仕事と申しますのは、日本から大型の雪上車をデンバーにあるスキー場関係の設備販売店までコンテナで海上輸送し、到着後は、その雪上車をコンテナから下ろして、組み立てを行い、組み立て後は近くのスキー場まで移動させ、試運転を行うというものです。私は、現場通訳ならびにプロジェクトのコーディネーターとを兼ねて5日間の出張に出向いた次第です。

到着した次の日の朝に40フィートのコンテナが予定通り、指定した下ろし場所に入ってきました。オープントップコンテナという天井が開くタイプのコンテナで、大型のクレーン車を依頼して、クレーンで雪上車の本体を吊って、地面まで落としたり、傷つけたりすることなく、きわめて順調に下ろし作業を終え、続けて、下ろした雪上車の組み立てにと移りました。コンテナからの下ろし作業と組立作業で丸2日を要しました。
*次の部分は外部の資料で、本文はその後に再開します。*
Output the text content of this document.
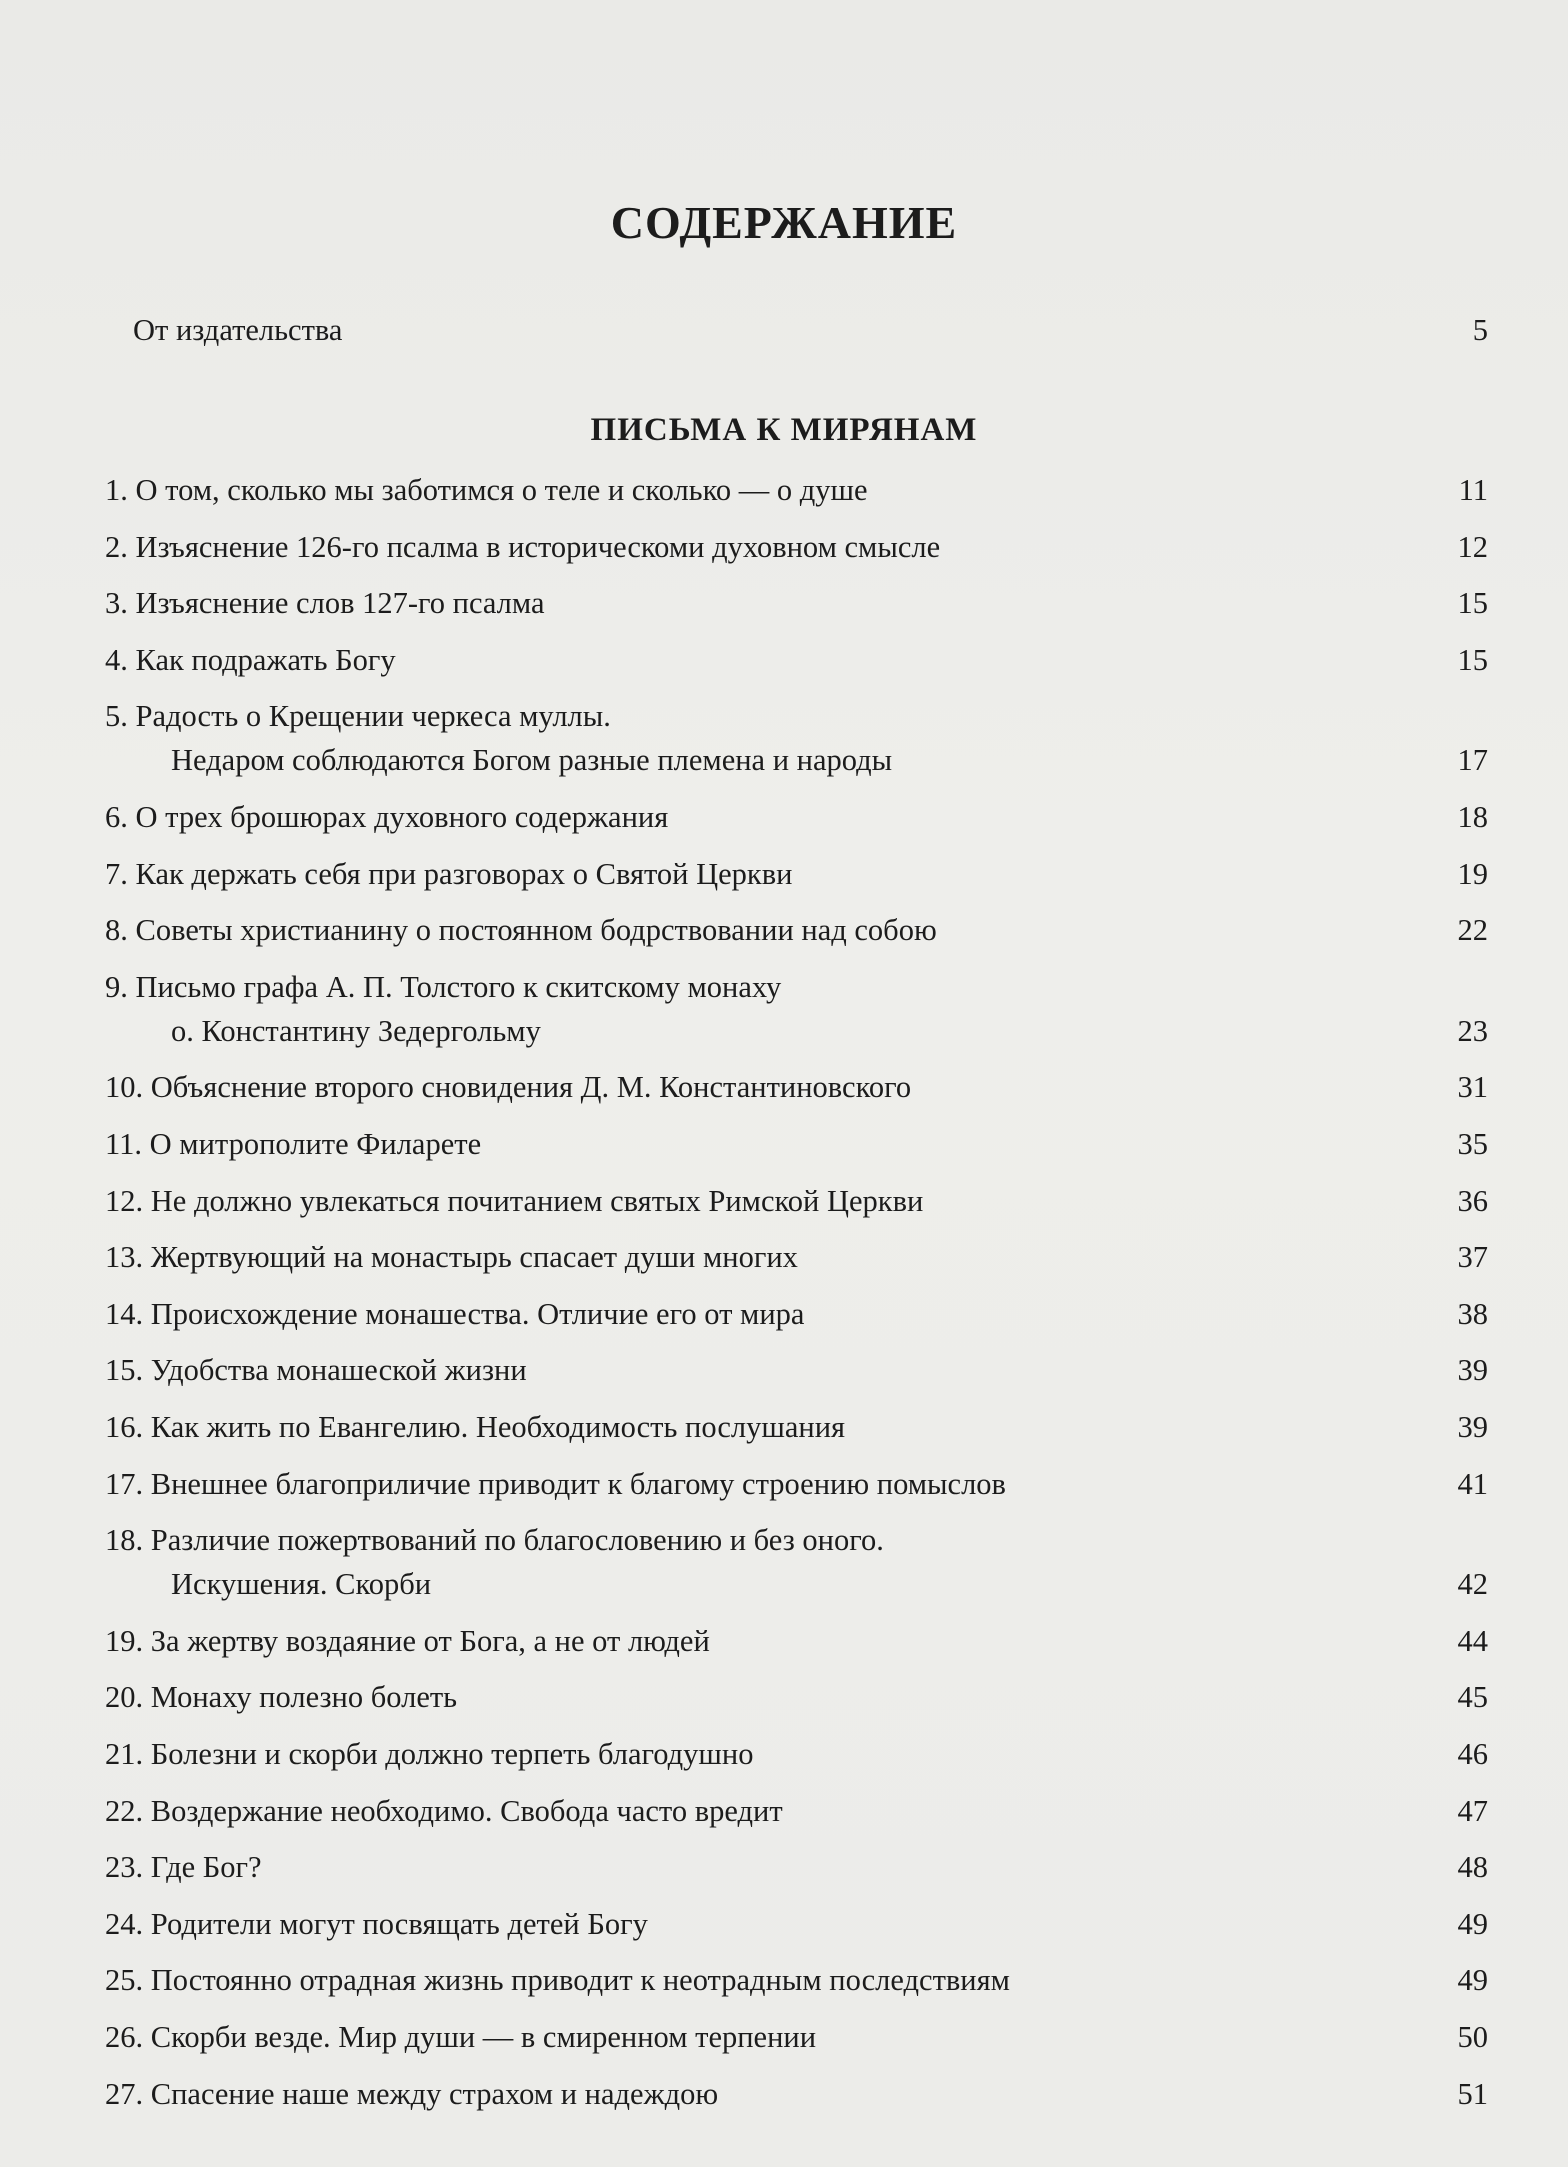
СОДЕРЖАНИЕ
От издательства	5
ПИСЬМА К МИРЯНАМ
1. О том, сколько мы заботимся о теле и сколько — о душе	11
2. Изъяснение 126-го псалма в историческоми духовном смысле	12
3. Изъяснение слов 127-го псалма	15
4. Как подражать Богу	15
5. Радость о Крещении черкеса муллы.
Недаром соблюдаются Богом разные племена и народы	17
6. О трех брошюрах духовного содержания	18
7. Как держать себя при разговорах о Святой Церкви	19
8. Советы христианину о постоянном бодрствовании над собою	22
9. Письмо графа А. П. Толстого к скитскому монаху
о. Константину Зедергольму	23
10. Объяснение второго сновидения Д. М. Константиновского	31
11. О митрополите Филарете	35
12. Не должно увлекаться почитанием святых Римской Церкви	36
13. Жертвующий на монастырь спасает души многих	37
14. Происхождение монашества. Отличие его от мира	38
15. Удобства монашеской жизни	39
16. Как жить по Евангелию. Необходимость послушания	39
17. Внешнее благоприличие приводит к благому строению помыслов	41
18. Различие пожертвований по благословению и без оного.
Искушения. Скорби	42
19. За жертву воздаяние от Бога, а не от людей	44
20. Монаху полезно болеть	45
21. Болезни и скорби должно терпеть благодушно	46
22. Воздержание необходимо. Свобода часто вредит	47
23. Где Бог?	48
24. Родители могут посвящать детей Богу	49
25. Постоянно отрадная жизнь приводит к неотрадным последствиям	49
26. Скорби везде. Мир души — в смиренном терпении	50
27. Спасение наше между страхом и надеждою	51
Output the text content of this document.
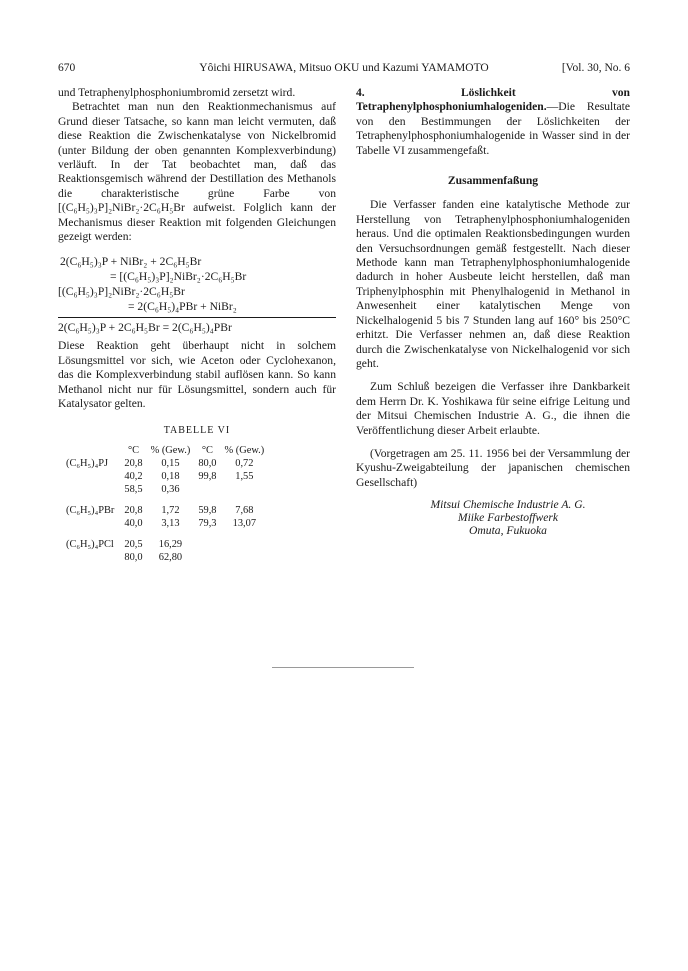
670	Yôichi HIRUSAWA, Mitsuo OKU und Kazumi YAMAMOTO	[Vol. 30, No. 6

und Tetraphenylphosphoniumbromid zersetzt wird.

Betrachtet man nun den Reaktionmechanismus auf Grund dieser Tatsache, so kann man leicht vermuten, daß diese Reaktion die Zwischenkatalyse von Nickelbromid (unter Bildung der oben genannten Komplexverbindung) verläuft. In der Tat beobachtet man, daß das Reaktionsgemisch während der Destillation des Methanols die charakteristische grüne Farbe von [(C₆H₅)₃P]₂NiBr₂·2C₆H₅Br aufweist. Folglich kann der Mechanismus dieser Reaktion mit folgenden Gleichungen gezeigt werden:

2(C₆H₅)₃P + NiBr₂ + 2C₆H₅Br
= [(C₆H₅)₃P]₂NiBr₂·2C₆H₅Br
[(C₆H₅)₃P]₂NiBr₂·2C₆H₅Br
= 2(C₆H₅)₄PBr + NiBr₂
2(C₆H₅)₃P + 2C₆H₅Br = 2(C₆H₅)₄PBr

Diese Reaktion geht überhaupt nicht in solchem Lösungsmittel vor sich, wie Aceton oder Cyclohexanon, das die Komplexverbindung stabil auflösen kann. So kann Methanol nicht nur für Lösungsmittel, sondern auch für Katalysator gelten.

TABELLE VI
	°C	% (Gew.)	°C	% (Gew.)
(C₆H₅)₄PJ	20,8	0,15	80,0	0,72
	40,2	0,18	99,8	1,55
	58,5	0,36		
(C₆H₅)₄PBr	20,8	1,72	59,8	7,68
	40,0	3,13	79,3	13,07
(C₆H₅)₄PCl	20,5	16,29		
	80,0	62,80		

4. Löslichkeit von Tetraphenylphosphoniumhalogeniden.—Die Resultate von den Bestimmungen der Löslichkeiten der Tetraphenylphosphoniumhalogenide in Wasser sind in der Tabelle VI zusammengefaßt.

Zusammenfaßung

Die Verfasser fanden eine katalytische Methode zur Herstellung von Tetraphenylphosphoniumhalogeniden heraus. Und die optimalen Reaktionsbedingungen wurden den Versuchsordnungen gemäß festgestellt. Nach dieser Methode kann man Tetraphenylphosphoniumhalogenide dadurch in hoher Ausbeute leicht herstellen, daß man Triphenylphosphin mit Phenylhalogenid in Methanol in Anwesenheit einer katalytischen Menge von Nickelhalogenid 5 bis 7 Stunden lang auf 160° bis 250°C erhitzt. Die Verfasser nehmen an, daß diese Reaktion durch die Zwischenkatalyse von Nickelhalogenid vor sich geht.

Zum Schluß bezeigen die Verfasser ihre Dankbarkeit dem Herrn Dr. K. Yoshikawa für seine eifrige Leitung und der Mitsui Chemischen Industrie A. G., die ihnen die Veröffentlichung dieser Arbeit erlaubte.

(Vorgetragen am 25. 11. 1956 bei der Versammlung der Kyushu-Zweigabteilung der japanischen chemischen Gesellschaft)

Mitsui Chemische Industrie A. G.
Miike Farbestoffwerk
Omuta, Fukuoka
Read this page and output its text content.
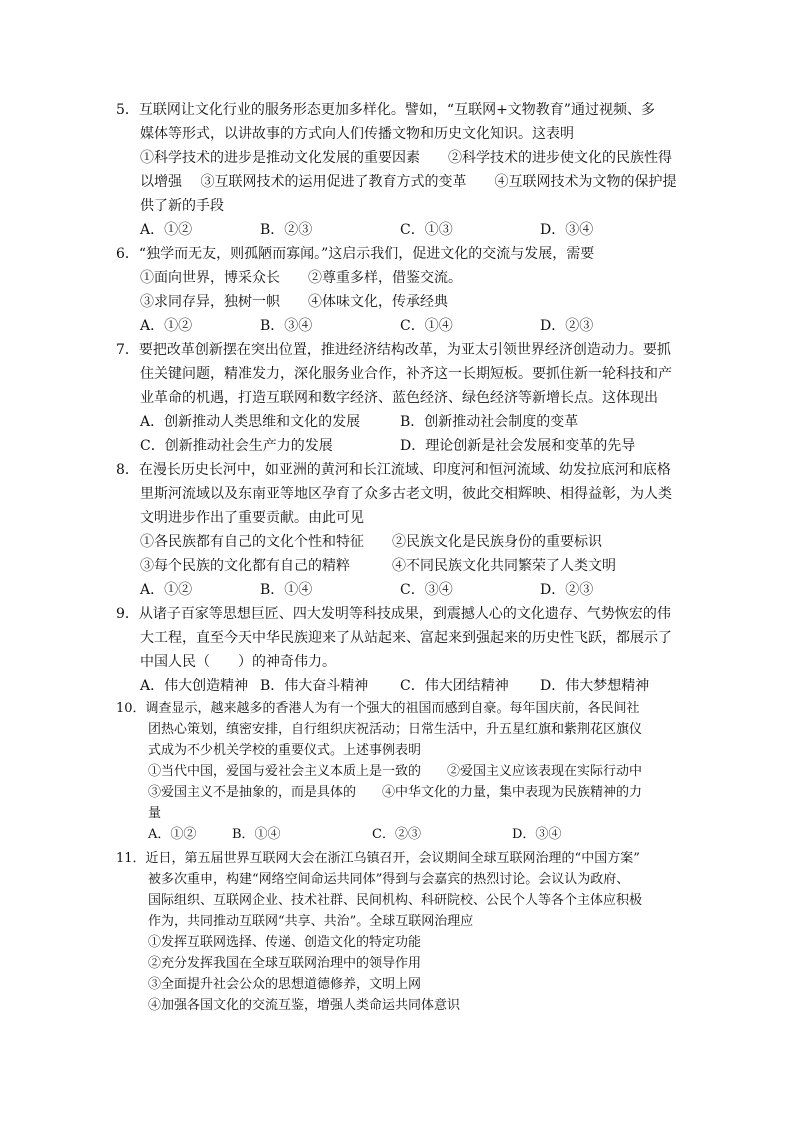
5．互联网让文化行业的服务形态更加多样化。譬如，“互联网+文物教育”通过视频、多
媒体等形式，以讲故事的方式向人们传播文物和历史文化知识。这表明
①科学技术的进步是推动文化发展的重要因素　　②科学技术的进步使文化的民族性得
以增强　 ③互联网技术的运用促进了教育方式的变革　　④互联网技术为文物的保护提
供了新的手段
A．①②	B．②③	C．①③	D．③④
6．“独学而无友，则孤陋而寡闻。”这启示我们，促进文化的交流与发展，需要
①面向世界，博采众长　　②尊重多样，借鉴交流。
③求同存异，独树一帜　　④体味文化，传承经典
A．①②	B．③④	C．①④	D．②③
7．要把改革创新摆在突出位置，推进经济结构改革，为亚太引领世界经济创造动力。要抓
住关键问题，精准发力，深化服务业合作，补齐这一长期短板。要抓住新一轮科技和产
业革命的机遇，打造互联网和数字经济、蓝色经济、绿色经济等新增长点。这体现出
A．创新推动人类思维和文化的发展	B．创新推动社会制度的变革
C．创新推动社会生产力的发展	D．理论创新是社会发展和变革的先导
8．在漫长历史长河中，如亚洲的黄河和长江流域、印度河和恒河流域、幼发拉底河和底格
里斯河流域以及东南亚等地区孕育了众多古老文明，彼此交相辉映、相得益彰，为人类
文明进步作出了重要贡献。由此可见
①各民族都有自己的文化个性和特征　　②民族文化是民族身份的重要标识
③每个民族的文化都有自己的精粹　　　④不同民族文化共同繁荣了人类文明
A．①②	B．①④	C．③④	D．②③
9．从诸子百家等思想巨匠、四大发明等科技成果，到震撼人心的文化遗存、气势恢宏的伟
大工程，直至今天中华民族迎来了从站起来、富起来到强起来的历史性飞跃，都展示了
中国人民（　　）的神奇伟力。
A．伟大创造精神 B．伟大奋斗精神 C．伟大团结精神 D．伟大梦想精神
10．调查显示，越来越多的香港人为有一个强大的祖国而感到自豪。每年国庆前，各民间社
团热心策划，缜密安排，自行组织庆祝活动；日常生活中，升五星红旗和紫荆花区旗仪
式成为不少机关学校的重要仪式。上述事例表明
①当代中国，爱国与爱社会主义本质上是一致的　　②爱国主义应该表现在实际行动中
③爱国主义不是抽象的，而是具体的　　④中华文化的力量，集中表现为民族精神的力
量
A．①②	B．①④	C．②③	D．③④
11．近日，第五届世界互联网大会在浙江乌镇召开，会议期间全球互联网治理的“中国方案”
被多次重申，构建“网络空间命运共同体”得到与会嘉宾的热烈讨论。会议认为政府、
国际组织、互联网企业、技术社群、民间机构、科研院校、公民个人等各个主体应积极
作为，共同推动互联网“共享、共治”。全球互联网治理应
①发挥互联网选择、传递、创造文化的特定功能
②充分发挥我国在全球互联网治理中的领导作用
③全面提升社会公众的思想道德修养，文明上网
④加强各国文化的交流互鉴，增强人类命运共同体意识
3日目は、大型トラックを呼んで、今度は組み立ての終わった雪上車をデンバー郊外にあるスキー場まで試運転のために運ぶ作業に入りました。こちらもベテランのトラック運転手のおかげで事無きを得て、すべて順調にスキー場まで雪上車を運ぶことができました。当初、リフトのあるスキー場をイメージしていたのですが、到着したその場所は、まったくの山間の中の森林地帯で、これからスキー場を建設するという場所でした。建設するといっても現在は、連邦政府からの許認可待ちの状態であるということで、スキー場のオーナーは、デンバーに本社のある大手ビールメーカー“Coors”の一族であるということでした。

なるほど、スキー場をこれから建設するところであれば、この雪上車は大いに活躍できるなと思いましたが、話を聞いていると、私たちが思い浮かべるような一般的なスキー場ではなくて、ハーフパイプと呼ばれる、様々なジャンプ台などを随所に配置した、“Snow Park”とアメリカでは呼ばれる、まあ新しいタイプのゲレンデになるということでありました。

それにしてもそこのゲレンデ・マネージャーに訊いてみましたところ、ゲレンデの先にある峰のピークの標高は、11,000フィートだというではありませんか。1フィートは約30センチでありますので、3,300メートルです。このような標高の高いところまできたのは、多分生まれて初めてのことで、話をするだけでも息が切れ、心臓の鼓動が高くなります。気温は、氷点下15度以下で、吹雪というほどでもないのですが、雪がときおり舞っていました。

11,000フィートを超えると木も生息できないということで、ピークのあたりでは、雪また雪の真っ白な世界でしかありません。時折何かが落ちたような音が聞こえるのですが、あれは、裏山で起こっている雪崩の音だとゲレンデのマネージャーは涼しい顔で言ってくれます。ここまでの移動は、雪上車かあるいは、スノーモービルになりますが、雪が深く、傾斜のきついところでは、いずれにしても移動するのは容易なことではありませんでした。それでもスキー場建設で働く若い連中は皆、ガッツのあるアメリカ人らしい雪山野郎ばかりで、滅多にこのようなところに行くことのない今の私にとっては本当に忘れられない思い出を作ってくれました。